Ela também assinalou a contribuição da forma como ocorreu a anistia para a criação de alguns mitos políticos que fundamentam o autoritarismo. “Quando vemos, nas manifestações de 2014, pedidos de intervenção militar, ainda que oriundos de alguma cabeça fraca, e constatamos que não há ao menos uma grita contra isso nas redes sociais, percebemos o tamanho do mal entendido de como se divulgou a ideia de que a ditadura é um mecanismo para se botar ordem numa sociedade conflagrada”.

 

Nesse sentido, entre os mitos “que fundamentam não só o autoritarismo, mas também a naturalização da desigualdade”, ela citou a ameaça de uma revolução social ao tempo do estado de exceção, considerando equivocado o movimento de luta armada nos anos 1970.

 

“No contexto do chamado ‘milagre econômico brasileiro’, a aprovação da ditadura era gigantesca, e jamais se conseguiria abalar aquele consenso das classes médias e de uma grande parte das classes trabalhadoras pegando em armas.

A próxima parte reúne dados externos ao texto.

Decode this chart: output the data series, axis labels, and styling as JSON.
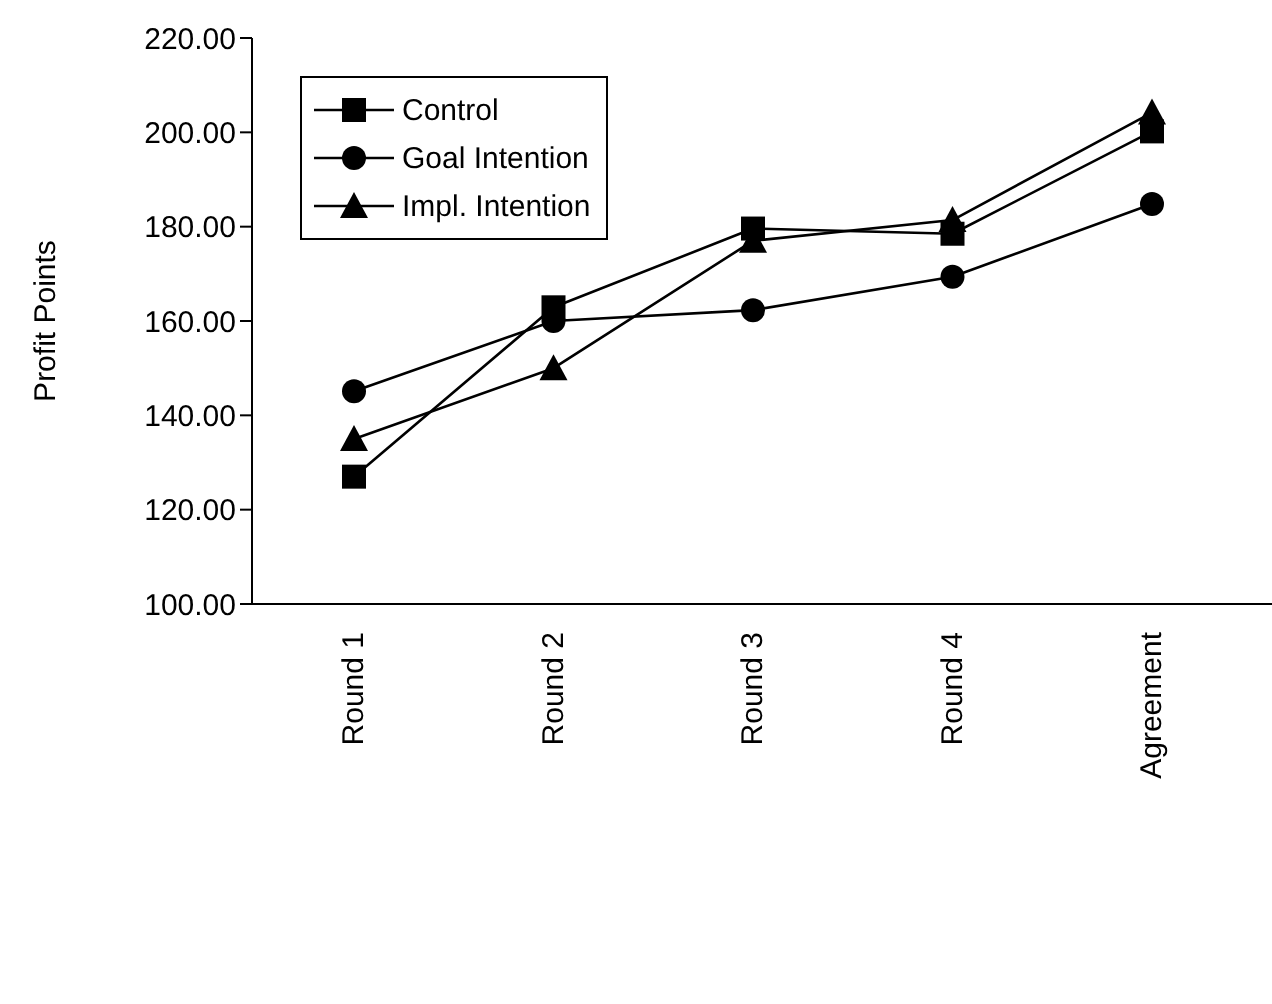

Ao contrário, esses grupos se isolaram, se dividiram pelas disputas ideológicas da esquerda e fracassaram. Mas foi o suficiente para que esses movimentos, até hoje, sejam mal julgados e mal compreendidos por quem tem simpatia pelo autoritarismo e mesmo por quem não a tem, porque me parece que está impregnada na sociedade brasileira, desde a dominação cordial do coronel do interior ”, avaliou Maria Rita Kehl.

 

Ela explicou o termo “cordial” aplicado à instância política, tomado de empréstimo ao poeta santista Ribeiro Couto pelo historiador Sergio Buarque de Holanda: “o cordial é a dominação pelo coração, e o coração não é confiável politicamente”.

 

O último dos mitos que fundamentam o autoritarismo tratado pela psicanalista foi o da noção de que as terras indígenas têm que ser ocupadas para produzir economia. Ela lembrou que a ocupação da Amazônia tem produzido desertificação e um ciclo de secas cada vez maior. Também recordou a responsabilidade do Estado brasileiro pela mortandade de tribos por doenças de brancos, “situações em que as frentes da Funai eram obrigadas a fazer contatos com tribos isoladas sem levar vacinas ou remédios, causando com isso a dizimação de diversas populações, quando isso podia ser evitado”.